On the 20th April 2009, The House of Commons Children, Schools and Families Committee, published a report on Looked-after Children which expressed concerns about ‘parenting by committee’ and championed the importance of ‘relationships’: ‘We believe that the greatest gains in reforming our care system are to be made in identifying and removing whatever barriers are obstructing the development of good personal relationships, and putting in place all possible means of supporting such relationships where they occur.’ (Page 27 para 29)
Unfortunately, the report failed to identify that the most important relationship for a ‘looked after’ child or young person, is the one that they have with the adult responsible for their care. Children need adults who are sensitive to their needs, are able to set boundaries and who are willing and able to make a commitment, in short, a parenting relationship, not another ‘best friend’ ‘social worker’ ‘teacher’ or ‘psychologist’ but someone who will act as a good parent.
Now we need that explanation of what we mean by ‘good parenting’. Many years of research by psychologist Diana Baumrind, identified which ‘parenting styles’ lead to long-term positive life outcomes. Unlike the government’s targets of several GCSE passes, Baumrind considered more practical life outcomes, like survival into adulthood, avoiding drugs, prostitution, and prison.
Parenting style’ refers to a combination of parental control and expectations for the child’s learning and behaviour (demanding-ness) together with sensitivity to the child’s needs (responsiveness).

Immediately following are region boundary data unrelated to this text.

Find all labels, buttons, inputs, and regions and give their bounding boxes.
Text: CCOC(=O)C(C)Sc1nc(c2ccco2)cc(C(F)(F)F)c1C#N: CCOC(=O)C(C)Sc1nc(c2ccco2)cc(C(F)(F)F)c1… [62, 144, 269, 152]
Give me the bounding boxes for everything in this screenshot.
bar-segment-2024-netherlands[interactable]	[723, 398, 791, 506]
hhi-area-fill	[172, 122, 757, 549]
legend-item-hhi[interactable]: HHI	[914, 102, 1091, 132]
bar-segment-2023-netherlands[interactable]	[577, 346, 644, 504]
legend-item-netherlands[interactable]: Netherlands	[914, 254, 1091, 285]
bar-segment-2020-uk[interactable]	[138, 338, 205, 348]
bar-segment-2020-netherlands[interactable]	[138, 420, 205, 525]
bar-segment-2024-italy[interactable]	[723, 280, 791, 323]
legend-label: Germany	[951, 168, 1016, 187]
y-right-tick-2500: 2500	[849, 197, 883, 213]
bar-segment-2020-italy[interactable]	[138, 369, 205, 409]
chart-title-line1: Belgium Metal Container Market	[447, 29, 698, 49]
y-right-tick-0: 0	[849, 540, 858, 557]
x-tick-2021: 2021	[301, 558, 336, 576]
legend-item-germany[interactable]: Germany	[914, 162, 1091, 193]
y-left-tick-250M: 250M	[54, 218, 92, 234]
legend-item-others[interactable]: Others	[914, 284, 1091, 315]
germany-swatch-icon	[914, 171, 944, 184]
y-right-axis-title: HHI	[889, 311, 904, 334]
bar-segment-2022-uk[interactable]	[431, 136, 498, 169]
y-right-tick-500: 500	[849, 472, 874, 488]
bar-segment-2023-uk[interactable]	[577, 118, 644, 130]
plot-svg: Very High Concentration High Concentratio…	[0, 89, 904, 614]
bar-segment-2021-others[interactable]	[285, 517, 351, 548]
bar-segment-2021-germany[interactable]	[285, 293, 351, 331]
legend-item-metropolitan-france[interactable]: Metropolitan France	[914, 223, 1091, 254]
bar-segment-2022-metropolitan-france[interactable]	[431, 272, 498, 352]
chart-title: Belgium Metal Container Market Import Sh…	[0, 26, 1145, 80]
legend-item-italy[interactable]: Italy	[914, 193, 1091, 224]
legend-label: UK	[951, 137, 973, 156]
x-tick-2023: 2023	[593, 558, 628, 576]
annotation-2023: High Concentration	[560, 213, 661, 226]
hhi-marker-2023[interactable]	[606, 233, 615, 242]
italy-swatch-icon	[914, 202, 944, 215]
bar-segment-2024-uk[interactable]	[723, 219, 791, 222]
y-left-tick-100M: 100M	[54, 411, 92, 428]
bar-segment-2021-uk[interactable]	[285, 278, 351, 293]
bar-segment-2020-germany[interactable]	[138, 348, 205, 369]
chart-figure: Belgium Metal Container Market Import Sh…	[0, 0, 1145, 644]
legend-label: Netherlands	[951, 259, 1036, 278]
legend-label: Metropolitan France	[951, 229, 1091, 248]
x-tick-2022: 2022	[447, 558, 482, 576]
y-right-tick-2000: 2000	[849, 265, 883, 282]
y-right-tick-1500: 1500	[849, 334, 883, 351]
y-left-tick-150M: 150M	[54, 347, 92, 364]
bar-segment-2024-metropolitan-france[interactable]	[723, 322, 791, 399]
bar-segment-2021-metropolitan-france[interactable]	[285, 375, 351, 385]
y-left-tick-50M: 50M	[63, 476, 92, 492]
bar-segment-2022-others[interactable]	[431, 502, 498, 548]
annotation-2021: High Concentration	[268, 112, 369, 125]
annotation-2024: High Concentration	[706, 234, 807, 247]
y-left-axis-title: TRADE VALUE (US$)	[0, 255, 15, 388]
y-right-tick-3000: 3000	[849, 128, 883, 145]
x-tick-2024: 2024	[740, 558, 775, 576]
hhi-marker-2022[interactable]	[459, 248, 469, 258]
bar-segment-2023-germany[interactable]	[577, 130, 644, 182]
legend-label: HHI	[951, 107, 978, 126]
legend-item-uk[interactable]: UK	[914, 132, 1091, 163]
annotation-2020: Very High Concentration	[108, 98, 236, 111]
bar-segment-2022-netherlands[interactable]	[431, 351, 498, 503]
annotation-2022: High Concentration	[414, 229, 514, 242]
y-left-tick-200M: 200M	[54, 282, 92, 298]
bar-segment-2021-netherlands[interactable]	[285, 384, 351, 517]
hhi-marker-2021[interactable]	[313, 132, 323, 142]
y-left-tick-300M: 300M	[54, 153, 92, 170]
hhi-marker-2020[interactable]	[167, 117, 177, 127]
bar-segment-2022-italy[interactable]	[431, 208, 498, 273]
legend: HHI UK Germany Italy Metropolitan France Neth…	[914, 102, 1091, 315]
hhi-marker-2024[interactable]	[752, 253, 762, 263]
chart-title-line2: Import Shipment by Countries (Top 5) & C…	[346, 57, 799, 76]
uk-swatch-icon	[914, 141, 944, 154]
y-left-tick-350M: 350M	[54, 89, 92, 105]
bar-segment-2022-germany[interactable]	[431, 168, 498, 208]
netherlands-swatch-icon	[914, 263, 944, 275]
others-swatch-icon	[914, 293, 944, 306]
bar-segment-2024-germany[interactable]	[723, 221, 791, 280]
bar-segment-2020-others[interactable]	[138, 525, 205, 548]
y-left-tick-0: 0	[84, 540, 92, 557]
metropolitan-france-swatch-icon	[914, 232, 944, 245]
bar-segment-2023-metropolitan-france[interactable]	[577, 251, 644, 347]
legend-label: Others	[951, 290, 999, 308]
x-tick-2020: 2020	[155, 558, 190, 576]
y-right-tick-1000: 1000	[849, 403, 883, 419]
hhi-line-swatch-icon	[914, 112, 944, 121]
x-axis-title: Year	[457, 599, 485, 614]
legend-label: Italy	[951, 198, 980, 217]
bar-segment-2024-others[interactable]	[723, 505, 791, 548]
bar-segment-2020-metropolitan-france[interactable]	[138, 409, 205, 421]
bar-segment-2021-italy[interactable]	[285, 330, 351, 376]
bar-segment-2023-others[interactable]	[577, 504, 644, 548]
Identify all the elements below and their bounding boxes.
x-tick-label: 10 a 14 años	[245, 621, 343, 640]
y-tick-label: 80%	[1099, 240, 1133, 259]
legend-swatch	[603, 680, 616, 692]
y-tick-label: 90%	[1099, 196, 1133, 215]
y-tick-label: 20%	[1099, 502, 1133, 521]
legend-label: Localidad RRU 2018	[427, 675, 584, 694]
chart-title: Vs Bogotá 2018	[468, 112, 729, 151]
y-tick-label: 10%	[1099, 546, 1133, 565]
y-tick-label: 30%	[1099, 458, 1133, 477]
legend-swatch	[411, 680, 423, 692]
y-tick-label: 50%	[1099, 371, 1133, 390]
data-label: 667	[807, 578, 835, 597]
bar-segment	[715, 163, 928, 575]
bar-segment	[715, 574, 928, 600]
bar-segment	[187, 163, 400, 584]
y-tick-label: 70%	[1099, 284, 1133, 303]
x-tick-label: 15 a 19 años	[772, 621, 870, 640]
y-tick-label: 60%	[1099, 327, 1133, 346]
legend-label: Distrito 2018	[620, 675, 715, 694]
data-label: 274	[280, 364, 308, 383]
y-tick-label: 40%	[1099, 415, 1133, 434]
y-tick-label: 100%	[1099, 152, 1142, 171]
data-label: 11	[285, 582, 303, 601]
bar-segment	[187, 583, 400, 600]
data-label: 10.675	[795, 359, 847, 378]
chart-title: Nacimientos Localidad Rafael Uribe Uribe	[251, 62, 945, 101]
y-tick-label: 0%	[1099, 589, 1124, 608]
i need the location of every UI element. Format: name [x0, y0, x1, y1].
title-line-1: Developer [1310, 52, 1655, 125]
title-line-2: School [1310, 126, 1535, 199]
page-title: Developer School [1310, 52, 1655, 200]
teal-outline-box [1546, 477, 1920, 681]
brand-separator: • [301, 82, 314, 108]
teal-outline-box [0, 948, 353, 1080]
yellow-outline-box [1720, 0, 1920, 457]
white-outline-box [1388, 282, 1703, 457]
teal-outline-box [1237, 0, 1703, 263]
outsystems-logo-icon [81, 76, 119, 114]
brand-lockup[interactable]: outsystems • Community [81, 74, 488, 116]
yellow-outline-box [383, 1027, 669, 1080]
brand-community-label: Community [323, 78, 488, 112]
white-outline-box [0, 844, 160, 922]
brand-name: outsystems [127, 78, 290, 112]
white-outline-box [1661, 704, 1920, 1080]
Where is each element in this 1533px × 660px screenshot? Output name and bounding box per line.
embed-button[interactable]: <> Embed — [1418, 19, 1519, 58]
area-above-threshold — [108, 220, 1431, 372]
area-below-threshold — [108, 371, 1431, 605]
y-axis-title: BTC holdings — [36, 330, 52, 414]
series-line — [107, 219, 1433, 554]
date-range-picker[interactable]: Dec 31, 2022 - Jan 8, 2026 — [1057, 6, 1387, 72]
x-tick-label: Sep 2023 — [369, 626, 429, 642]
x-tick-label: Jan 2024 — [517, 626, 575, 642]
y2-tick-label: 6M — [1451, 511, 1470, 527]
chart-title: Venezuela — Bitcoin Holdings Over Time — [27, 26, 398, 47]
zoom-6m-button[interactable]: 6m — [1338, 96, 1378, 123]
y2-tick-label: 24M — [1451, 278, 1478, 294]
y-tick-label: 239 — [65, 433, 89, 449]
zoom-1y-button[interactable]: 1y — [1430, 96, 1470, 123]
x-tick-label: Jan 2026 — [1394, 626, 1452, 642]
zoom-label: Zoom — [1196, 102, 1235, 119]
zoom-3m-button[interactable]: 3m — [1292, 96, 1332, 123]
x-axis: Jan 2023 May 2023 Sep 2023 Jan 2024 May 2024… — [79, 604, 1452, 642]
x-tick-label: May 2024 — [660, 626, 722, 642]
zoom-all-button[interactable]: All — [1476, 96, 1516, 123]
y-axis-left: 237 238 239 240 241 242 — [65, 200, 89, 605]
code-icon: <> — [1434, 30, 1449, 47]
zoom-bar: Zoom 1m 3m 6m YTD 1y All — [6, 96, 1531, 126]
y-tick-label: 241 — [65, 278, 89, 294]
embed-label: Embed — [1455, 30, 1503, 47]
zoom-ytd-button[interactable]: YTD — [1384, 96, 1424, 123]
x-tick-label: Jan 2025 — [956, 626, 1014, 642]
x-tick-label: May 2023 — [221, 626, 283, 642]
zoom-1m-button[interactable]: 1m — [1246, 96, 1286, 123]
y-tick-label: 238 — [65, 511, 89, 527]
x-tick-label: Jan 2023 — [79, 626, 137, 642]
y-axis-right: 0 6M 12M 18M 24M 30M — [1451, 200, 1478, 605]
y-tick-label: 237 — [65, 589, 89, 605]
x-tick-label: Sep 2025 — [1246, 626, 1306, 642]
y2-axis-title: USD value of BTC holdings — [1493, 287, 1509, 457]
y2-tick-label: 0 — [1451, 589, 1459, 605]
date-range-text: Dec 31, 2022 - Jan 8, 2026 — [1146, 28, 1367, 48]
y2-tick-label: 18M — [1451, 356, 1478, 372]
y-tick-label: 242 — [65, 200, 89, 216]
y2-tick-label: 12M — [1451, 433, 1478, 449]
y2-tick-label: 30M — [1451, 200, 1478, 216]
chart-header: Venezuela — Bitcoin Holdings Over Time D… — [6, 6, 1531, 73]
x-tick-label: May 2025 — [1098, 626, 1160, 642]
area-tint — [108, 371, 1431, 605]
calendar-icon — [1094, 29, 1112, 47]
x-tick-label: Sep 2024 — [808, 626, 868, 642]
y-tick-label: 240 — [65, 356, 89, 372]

Baumrind identified four different parenting styles:
- Authoritative: the parenting style which leads to the most successful life outcomes. Combining parental demands, control and setting clear boundaries and expectations with a high level of sensitivity and interest in the child
- Authoritarian: High on demands, control and expectations but low on sensitivity to and interest in the child.
- Over-indulgent: Low on demands, control and expectations, but high on sensitivity and interest in the child.
- Neglectful: Low on demands, control, expectations, and low in sensitivity and interest in the child.
Having correctly identified that relationships are key, the Select Committee went in search of outstanding practice, they visited Denmark and reported on the excellent work and positive outcomes that are being achieved with looked after children and families. Perhaps the answer to professionalising childcare can be found in the three-and-a-half year degree-level course leading to qualified ‘social pedagogues.’